風邪はだいぶ良くなってきましたが、まだ外にいくには不安です。
今日読んだ「神童は大人になってどうなったのか(小林哲夫著、太田出版)」は私の予期した以上に、内容に深みがあった。
私の、「神童伝説の聞きかじり」は、高校時代、東大の入試発表をみにいったことからはじまる。
私は東京大学の入試発表を見に行ったことがある。50年前の大学入試は、一期校、2期校の区別があってた。私は、当然、東大に受かる力もなかったから、受けないで、千葉大を受けた。
しかし、大学の頂点であった東京大学の入試の発表の様子をみておくの勉強になると考えて、井の頭線で、駒場の入試発表を見に行った。
私の千葉大の入試発表は、関係者以外はだれも来なかったが、東京大学は違うのです。
そもそも発表場所が、東大のテニスコートで、発表時間が夜なのです。
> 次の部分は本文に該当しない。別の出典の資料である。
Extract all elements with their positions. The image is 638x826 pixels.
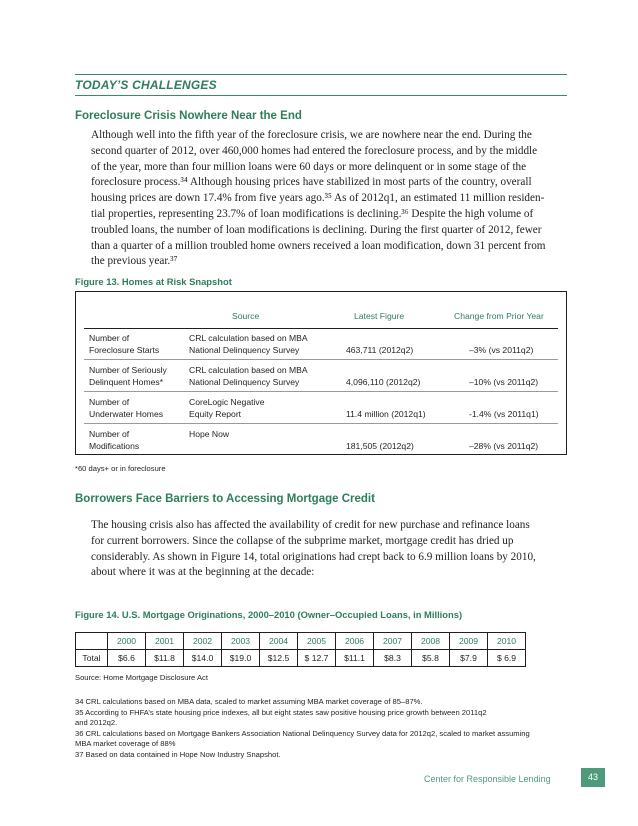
- total-row: [76, 650, 526, 667]
- year-cell: 2005: [298, 633, 336, 650]
- paragraph-line: about where it was at the beginning at the decade:: [91, 566, 315, 579]
- value-cell: $14.0: [184, 650, 222, 667]
- row-label: Total: [76, 650, 108, 667]
- header-divider: [84, 328, 558, 329]
- paragraph-line: second quarter of 2012, over 460,000 homes had entered the foreclosure process, and by the middle: [91, 144, 538, 157]
- paragraph-line: tial properties, representing 23.7% of loan modifications is declining.³⁶ Despite the high volume of: [91, 207, 534, 220]
- year-cell: 2009: [450, 633, 488, 650]
- row-change: –10% (vs 2011q2): [469, 377, 539, 387]
- paragraph-line: troubled loans, the number of loan modifications is declining. During the first quarter of 2012, fewer: [91, 223, 542, 236]
- paragraph-line: for current borrowers. Since the collapse of the subprime market, mortgage credit has dried up: [91, 534, 514, 547]
- year-cell: 2004: [260, 633, 298, 650]
- figure14-table: [75, 632, 526, 667]
- footnote: 34 CRL calculations based on MBA data, scaled to market assuming MBA market coverage of 85–87%.: [75, 697, 423, 706]
- year-cell: 2001: [146, 633, 184, 650]
- col-header-latest: Latest Figure: [354, 311, 405, 321]
- value-cell: $12.5: [260, 650, 298, 667]
- footnote: 37 Based on data contained in Hope Now Industry Snapshot.: [75, 749, 281, 759]
- footnote: MBA market coverage of 88%: [75, 739, 176, 749]
- row-source: CRL calculation based on MBA National Delinquency Survey: [189, 333, 308, 355]
- row-latest: 181,505 (2012q2): [346, 441, 414, 451]
- row-divider: [84, 359, 558, 360]
- figure14-title: Figure 14. U.S. Mortgage Originations, 2000–2010 (Owner–Occupied Loans, in Millions): [75, 609, 463, 620]
- row-latest: 4,096,110 (2012q2): [346, 377, 421, 387]
- value-cell: $8.3: [374, 650, 412, 667]
- paragraph-line: The housing crisis also has affected the availability of credit for new purchase and refinance loans: [91, 519, 530, 531]
- corner-cell: [76, 633, 108, 650]
- year-cell: 2006: [336, 633, 374, 650]
- row-source: CoreLogic Negative Equity Report: [189, 397, 265, 419]
- subhead-foreclosure-crisis: Foreclosure Crisis Nowhere Near the End: [75, 110, 302, 122]
- value-cell: $11.8: [146, 650, 184, 667]
- value-cell: $7.9: [450, 650, 488, 667]
- footnote: and 2012q2.: [75, 718, 118, 728]
- page-number: 43: [581, 768, 605, 787]
- top-rule: [75, 74, 567, 75]
- paragraph-foreclosure: [91, 128, 561, 270]
- value-cell: $ 12.7: [298, 650, 336, 667]
- value-cell: $5.8: [412, 650, 450, 667]
- row-latest: 463,711 (2012q2): [346, 345, 414, 355]
- row-latest: 11.4 million (2012q1): [346, 409, 426, 419]
- col-header-source: Source: [232, 311, 260, 321]
- year-cell: 2003: [222, 633, 260, 650]
- paragraph-line: housing prices are down 17.4% from five years ago.³⁵ As of 2012q1, an estimated 11 million residen-: [91, 192, 545, 205]
- paragraph-line: Although well into the fifth year of the foreclosure crisis, we are nowhere near the end. During the: [91, 129, 532, 141]
- row-label: Number of Underwater Homes: [89, 397, 164, 419]
- value-cell: $19.0: [222, 650, 260, 667]
- year-cell: 2008: [412, 633, 450, 650]
- year-cell: 2007: [374, 633, 412, 650]
- paragraph-credit: [91, 518, 561, 581]
- figure13-note: *60 days+ or in foreclosure: [75, 464, 166, 473]
- paragraph-line: considerably. As shown in Figure 14, total originations had crept back to 6.9 million loans by 2010,: [91, 550, 536, 563]
- value-cell: $ 6.9: [488, 650, 526, 667]
- row-label: Number of Foreclosure Starts: [89, 333, 160, 355]
- subhead-mortgage-credit: Borrowers Face Barriers to Accessing Mortgage Credit: [75, 493, 375, 505]
- row-change: -1.4% (vs 2011q1): [469, 409, 539, 419]
- footnotes: [75, 697, 570, 761]
- year-cell: 2010: [488, 633, 526, 650]
- row-label: Number of Seriously Delinquent Homes*: [89, 365, 167, 387]
- row-divider: [84, 423, 558, 424]
- row-source: Hope Now: [189, 429, 230, 439]
- footnote: 35 According to FHFA’s state housing price indexes, all but eight states saw positive housing price growth between 2011q2: [75, 707, 487, 717]
- paragraph-line: of the year, more than four million loans were 60 days or more delinquent or in some stage of the: [91, 160, 527, 173]
- paragraph-line: than a quarter of a million troubled home owners received a loan modification, down 31 percent from: [91, 239, 546, 252]
- figure13-title: Figure 13. Homes at Risk Snapshot: [75, 276, 232, 287]
- figure13-table: [75, 291, 567, 455]
- paragraph-line: the previous year.³⁷: [91, 255, 178, 268]
- year-cell: 2002: [184, 633, 222, 650]
- footer-org: Center for Responsible Lending: [424, 774, 551, 784]
- heading-rule: [75, 95, 567, 96]
- row-divider: [84, 391, 558, 392]
- year-row: [76, 633, 526, 650]
- row-source: CRL calculation based on MBA National Delinquency Survey: [189, 365, 308, 387]
- row-change: –28% (vs 2011q2): [469, 441, 539, 451]
- year-cell: 2000: [108, 633, 146, 650]
- value-cell: $6.6: [108, 650, 146, 667]
- col-header-change: Change from Prior Year: [454, 311, 544, 321]
- footnote: 36 CRL calculations based on Mortgage Bankers Association National Delinquency Survey data for 2012q2, scaled to market assuming: [75, 728, 530, 738]
- value-cell: $11.1: [336, 650, 374, 667]
- row-change: –3% (vs 2011q2): [469, 345, 534, 355]
- paragraph-line: foreclosure process.³⁴ Although housing prices have stabilized in most parts of the country, overall: [91, 176, 532, 189]
- row-label: Number of Modifications: [89, 429, 140, 451]
- section-heading: TODAY’S CHALLENGES: [75, 78, 217, 92]
- figure14-source: Source: Home Mortgage Disclosure Act: [75, 673, 208, 682]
コートにはライトが付き、明るくなっていて、テレビライトで明るく照らされているのです。
そして、関係者だけでなく、新聞社、テレビ会社がはいり、一大イベントとなっていたのです。
一番ショックを受けたのは、井の頭線の電車の中で聞いた次の言葉でした。
「勉強して、東大に受かるのは当たり前だよな」
「本当に頭いいやつは、勉強しなくて受かるんだよ」
この言葉を聞いたとき、私は、「やぱり東大を受けなくてよかった」と心の底から思ったものでした。
それから、「勉強しなくても東大に受かるような人」って、どんな人がいるのか、関心はあったのですが、なかなか、分かりませんでした。
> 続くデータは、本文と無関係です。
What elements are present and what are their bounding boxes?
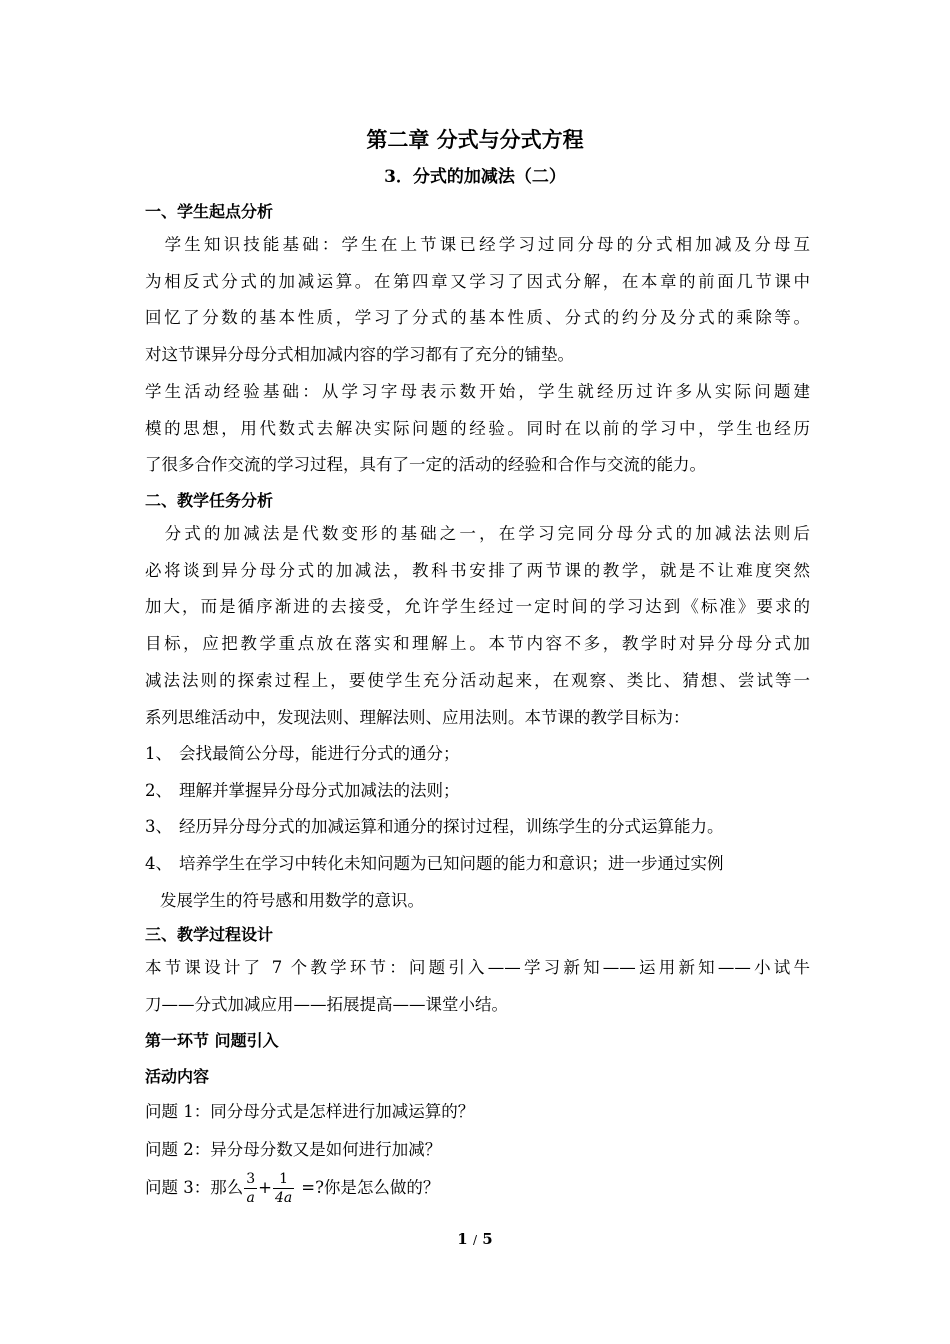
chapter-title: 第二章 分式与分式方程 [366, 127, 584, 152]
question-1: 问题 1：同分母分式是怎样进行加减运算的？ [145, 1102, 475, 1121]
text-line: 学生知识技能基础：学生在上节课已经学习过同分母的分式相加减及分母互 [145, 235, 810, 254]
heading-process-design: 三、教学过程设计 [145, 925, 274, 944]
question-3 [145, 1170, 439, 1207]
text-line: 减法法则的探索过程上，要使学生充分活动起来，在观察、类比、猜想、尝试等一 [145, 670, 810, 690]
text-line: 系列思维活动中，发现法则、理解法则、应用法则。本节课的教学目标为： [145, 707, 690, 727]
list-number: 1、 [145, 744, 172, 763]
section-title: 3．分式的加减法（二） [384, 167, 566, 187]
fraction-1-over-4a [273, 1170, 294, 1207]
heading-student-analysis: 一、学生起点分析 [145, 202, 274, 221]
list-item [145, 773, 810, 810]
fraction-denominator: a [246, 1190, 255, 1206]
text-line: 目标，应把教学重点放在落实和理解上。本节内容不多，教学时对异分母分式加 [145, 634, 810, 654]
fraction-numerator: 3 [246, 1171, 256, 1187]
text-line: 必将谈到异分母分式的加减法，教科书安排了两节课的教学，就是不让难度突然 [145, 560, 810, 580]
list-item-continuation: 发展学生的符号感和用数学的意识。 [160, 890, 424, 910]
teaching-goals-list [145, 736, 810, 920]
text-line: 回忆了分数的基本性质，学习了分式的基本性质、分式的约分及分式的乘除等。 [145, 308, 810, 328]
fraction-numerator: 1 [273, 1170, 294, 1189]
list-number: 3、 [145, 817, 172, 837]
list-text: 理解并掌握异分母分式加减法的法则； [179, 780, 460, 800]
fraction-denominator: 4a [275, 1190, 293, 1206]
text-line: 加大，而是循序渐进的去接受，允许学生经过一定时间的学习达到《标准》要求的 [145, 597, 810, 617]
text-line: 了很多合作交流的学习过程，具有了一定的活动的经验和合作与交流的能力。 [145, 455, 706, 475]
list-text: 培养学生在学习中转化未知问题为已知问题的能力和意识；进一步通过实例 [179, 854, 724, 874]
text-line: 为相反式分式的加减运算。在第四章又学习了因式分解，在本章的前面几节课中 [145, 271, 810, 291]
question-3-prefix: 问题 3：那么 [145, 1178, 244, 1197]
plus-sign: + [258, 1178, 272, 1197]
fraction-3-over-a [244, 1170, 257, 1207]
paragraph-task-analysis [145, 516, 810, 736]
heading-activity-content: 活动内容 [145, 1067, 210, 1086]
paragraph-process-design [145, 950, 810, 1023]
text-line: 本节课设计了 7 个教学环节：问题引入——学习新知——运用新知——小试牛 [145, 958, 810, 977]
text-line: 刀——分式加减应用——拓展提高——课堂小结。 [145, 994, 508, 1014]
current-page: 1 [457, 1230, 468, 1248]
list-item [145, 736, 810, 773]
text-line: 学生活动经验基础：从学习字母表示数开始，学生就经历过许多从实际问题建 [145, 382, 810, 401]
list-number: 2、 [145, 780, 172, 800]
total-pages: 5 [482, 1230, 493, 1248]
list-text: 经历异分母分式的加减运算和通分的探讨过程，训练学生的分式运算能力。 [179, 817, 724, 837]
paragraph-experience-basis [145, 374, 810, 484]
question-3-suffix: =?你是怎么做的？ [301, 1178, 440, 1197]
list-number: 4、 [145, 854, 172, 874]
heading-stage-1: 第一环节 问题引入 [145, 1031, 279, 1050]
text-line: 分式的加减法是代数变形的基础之一，在学习完同分母分式的加减法法则后 [145, 524, 810, 543]
list-item [145, 846, 810, 883]
question-2: 问题 2：异分母分数又是如何进行加减？ [145, 1140, 442, 1159]
text-line: 模的思想，用代数式去解决实际问题的经验。同时在以前的学习中，学生也经历 [145, 418, 810, 438]
text-line: 对这节课异分母分式相加减内容的学习都有了充分的铺垫。 [145, 345, 574, 365]
page-number [0, 1230, 950, 1248]
page-separator: / [472, 1233, 478, 1247]
heading-task-analysis: 二、教学任务分析 [145, 491, 274, 510]
paragraph-knowledge-basis [145, 227, 810, 374]
list-text: 会找最简公分母，能进行分式的通分； [179, 744, 460, 763]
list-item [145, 809, 810, 846]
私が東大出て、一番よくはなした人とえば、仮説実験授業の開発者・板倉聖宣さんではないでしょうか。
この本には、私の知っている人が3人出てくる。
1人は、不破哲三氏です。日本共産党の幹部には東京大学での人がおおいことは有名であるが、私がある東大中退の国会議員に話を聞いたとき、「不破さんは別口」だからと言われました。
2人目は、副委員長していた上田耕一郎氏です。不破さんの兄貴です。彼は、カミオカンデでノーベル賞をうけた小柴昌俊氏と東大同期です。小柴氏は物理学、上田氏は文系ですが、著者は、上田氏を高く評価しています。
3人目は、日本共産党の今をつくる礎になった人・宮本顕治氏です。私も、この本に、でてきてびっくりしています。
宮本氏は山口県立徳山中学校から「飛び級」で第一高等学校に進学し、東大に進んだ方です。
ここには、「神童」と言われながら、期待外れに終わった人も、実名で沢山出てきます。
学歴の問題を考える上で、ぜひ、多くの人に読んでほしいと思いました。